Le 6e atelier du programme de formation, initié par Africalia et mis en œuvre par « La fabrique » à l’intention de dix espaces culturels de Ouagadougou et de Bobo-Dioulasso s’est tenu du 1er au 7 août 2026, à Ouagadougou.
Dans le souci d’une meilleure gestion culturelle, Africalia a initié un programme de formation mis en œuvre par « La Fabrique », à l’intention des espaces culturels s’étalant sur une année. Sélectionnés suite à un appel à candidature, dix espaces culturels dont six de Ouagadougou et quatre de Bobo-Dioulasso ont bénéficié d’une série de coaching et de sessions collectives. Ainsi, du 1er au 7 août 2026, à Ouagadougou, s’est tenu un atelier de formation collective sur la conception et la rédaction de projets culturels.
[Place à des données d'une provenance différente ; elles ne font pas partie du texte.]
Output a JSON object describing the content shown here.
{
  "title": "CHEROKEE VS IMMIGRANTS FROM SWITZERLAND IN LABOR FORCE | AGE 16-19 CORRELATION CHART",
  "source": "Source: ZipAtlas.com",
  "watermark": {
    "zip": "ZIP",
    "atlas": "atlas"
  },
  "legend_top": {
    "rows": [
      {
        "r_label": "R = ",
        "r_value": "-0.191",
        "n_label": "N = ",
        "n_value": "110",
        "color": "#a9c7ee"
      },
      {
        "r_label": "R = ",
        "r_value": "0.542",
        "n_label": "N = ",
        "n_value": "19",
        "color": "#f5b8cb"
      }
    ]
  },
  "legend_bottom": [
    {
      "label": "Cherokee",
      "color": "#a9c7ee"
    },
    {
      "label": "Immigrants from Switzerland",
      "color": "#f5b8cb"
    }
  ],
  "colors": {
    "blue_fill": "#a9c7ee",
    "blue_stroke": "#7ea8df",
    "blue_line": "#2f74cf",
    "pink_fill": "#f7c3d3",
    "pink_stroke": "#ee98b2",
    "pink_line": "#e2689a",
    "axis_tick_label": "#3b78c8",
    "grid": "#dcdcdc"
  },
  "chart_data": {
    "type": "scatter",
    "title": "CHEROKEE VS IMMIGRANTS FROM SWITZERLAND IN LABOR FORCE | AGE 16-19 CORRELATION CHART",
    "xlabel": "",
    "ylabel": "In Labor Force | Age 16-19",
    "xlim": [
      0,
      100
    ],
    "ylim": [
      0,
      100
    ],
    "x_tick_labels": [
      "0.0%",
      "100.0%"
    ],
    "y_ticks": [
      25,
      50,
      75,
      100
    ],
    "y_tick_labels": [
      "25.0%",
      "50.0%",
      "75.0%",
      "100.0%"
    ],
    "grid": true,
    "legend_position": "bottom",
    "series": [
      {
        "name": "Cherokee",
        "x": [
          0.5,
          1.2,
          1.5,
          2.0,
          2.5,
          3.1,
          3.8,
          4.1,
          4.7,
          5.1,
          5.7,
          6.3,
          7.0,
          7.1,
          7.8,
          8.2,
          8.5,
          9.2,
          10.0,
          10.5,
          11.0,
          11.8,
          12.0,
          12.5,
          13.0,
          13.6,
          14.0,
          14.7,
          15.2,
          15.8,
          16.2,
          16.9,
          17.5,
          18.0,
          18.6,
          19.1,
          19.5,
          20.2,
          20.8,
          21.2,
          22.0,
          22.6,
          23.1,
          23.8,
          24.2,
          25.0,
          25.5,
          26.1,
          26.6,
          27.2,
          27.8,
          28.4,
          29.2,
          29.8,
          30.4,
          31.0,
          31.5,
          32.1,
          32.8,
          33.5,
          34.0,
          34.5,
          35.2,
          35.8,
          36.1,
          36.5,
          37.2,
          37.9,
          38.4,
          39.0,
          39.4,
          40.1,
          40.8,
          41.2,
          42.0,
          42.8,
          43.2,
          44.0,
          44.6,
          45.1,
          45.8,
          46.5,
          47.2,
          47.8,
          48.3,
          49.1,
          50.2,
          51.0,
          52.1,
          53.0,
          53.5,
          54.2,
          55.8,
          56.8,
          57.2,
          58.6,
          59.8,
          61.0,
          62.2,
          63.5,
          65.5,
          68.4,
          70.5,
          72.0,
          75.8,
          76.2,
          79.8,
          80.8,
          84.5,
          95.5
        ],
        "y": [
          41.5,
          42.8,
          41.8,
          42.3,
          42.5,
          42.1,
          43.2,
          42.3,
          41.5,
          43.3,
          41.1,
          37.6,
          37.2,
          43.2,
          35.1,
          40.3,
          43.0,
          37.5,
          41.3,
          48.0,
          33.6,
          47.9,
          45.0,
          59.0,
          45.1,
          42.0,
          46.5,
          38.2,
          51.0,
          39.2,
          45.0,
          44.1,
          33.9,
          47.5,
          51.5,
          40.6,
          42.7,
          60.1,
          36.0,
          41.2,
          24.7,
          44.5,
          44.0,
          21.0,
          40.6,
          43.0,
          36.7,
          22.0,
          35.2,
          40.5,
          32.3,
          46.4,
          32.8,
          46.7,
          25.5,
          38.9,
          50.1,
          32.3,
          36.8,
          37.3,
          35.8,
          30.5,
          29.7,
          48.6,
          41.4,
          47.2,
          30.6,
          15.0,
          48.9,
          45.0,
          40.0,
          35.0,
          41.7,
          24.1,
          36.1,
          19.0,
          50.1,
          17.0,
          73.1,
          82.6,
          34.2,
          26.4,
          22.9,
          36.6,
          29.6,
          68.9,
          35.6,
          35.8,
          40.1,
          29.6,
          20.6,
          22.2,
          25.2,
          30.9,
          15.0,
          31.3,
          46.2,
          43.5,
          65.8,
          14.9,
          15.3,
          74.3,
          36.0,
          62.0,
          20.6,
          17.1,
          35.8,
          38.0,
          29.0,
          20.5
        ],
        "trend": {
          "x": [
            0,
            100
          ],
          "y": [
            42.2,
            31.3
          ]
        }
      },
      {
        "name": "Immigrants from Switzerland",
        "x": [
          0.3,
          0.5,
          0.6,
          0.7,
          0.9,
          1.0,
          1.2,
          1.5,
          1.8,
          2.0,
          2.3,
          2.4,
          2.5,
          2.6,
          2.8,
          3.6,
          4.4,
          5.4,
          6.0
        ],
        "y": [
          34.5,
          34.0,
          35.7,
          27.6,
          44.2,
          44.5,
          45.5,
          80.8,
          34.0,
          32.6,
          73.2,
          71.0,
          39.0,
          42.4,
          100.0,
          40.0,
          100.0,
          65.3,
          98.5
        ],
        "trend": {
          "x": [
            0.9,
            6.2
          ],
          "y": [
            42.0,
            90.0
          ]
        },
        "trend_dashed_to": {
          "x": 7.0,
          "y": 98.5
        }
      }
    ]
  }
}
A entendre la représentante de « La Fabrique », Mayliss François, la rareté des appels à projets destinés spécifiquement aux espaces culturels et celle liée à la collecte des ressources ont motivé ce programme de formation. Le but étant, selon lui, de renforcer leurs capacités à travers des formations individuelles et la tenue de plusieurs sessions sur la gestion culturelle de ces espaces. Ainsi, « la mobilisation des ressources, la communication et le marketing, la programmation culturelle et la mise en réseau ont fait l’objet des précédentes sessions de formation collective », a-t-elle confié.

Pour cette 6e session, le formateur, Espera Donouvossi, s’est appesanti sur les critères fondamentaux de la méthodologie des projets culturels. « Qui dit projet, dit financement et les canevas des appels à projets sont différents selon les partenaires. Cependant, la méthodologie pratique de tout projet culturel répond à trois points essentiels dont la prise en compte du contexte, sa résolution et la fiabilité des résultats », a précisé Espera Donouvossi.
Soulignant l’importance des espaces culturels, le formateur a appuyé qu’ils contribuent à l’épanouissement humain, au développement social et économique, à travers la création d’emplois pour les jeunes et de l’économie circulaire autour de leur environnement. Aussi, il a appuyé qu’un bon projet devrait prendre compte des objectifs de développement nationaux, voire africains.
De l’avis du chargé de communication et de production du laboratoire international de recherche, de création et de production des arts de la scène, Ankata de Bobo-Dioulasso, Houslo Josué Tarnagda, cet atelier a été une opportunité. « Nous sortons outillés avec des éléments nécessaires pour une meilleure rédaction de nos projets », s’est-il exprimé. Venu aussi de Bobo-Dioulasso, le représentant du centre culturel les Bambous, N’Wambie François Banao, se sent aguerri pour écrire dorénavant un projet culturel. Cette session reste pour lui une opportunité.
« On sort grandi à l’issue de cette formation, parce qu’on est arrivé avec une idée de projet et on ressort avec un projet bien fini, prêt à l’emploi », s’est-il réjoui. Aussi, l’administratrice culturelle de l’espace Gambidi de Ouagadougou, Constantine B. Kama, a exprimé sa gratitude à l’endroit de Africalia et de « La Fabrique ». « J’élaborais certes des projets culturels mais, j’ai été éclairé sur certains points de leur contenu rédactionnel », a-t-elle confié.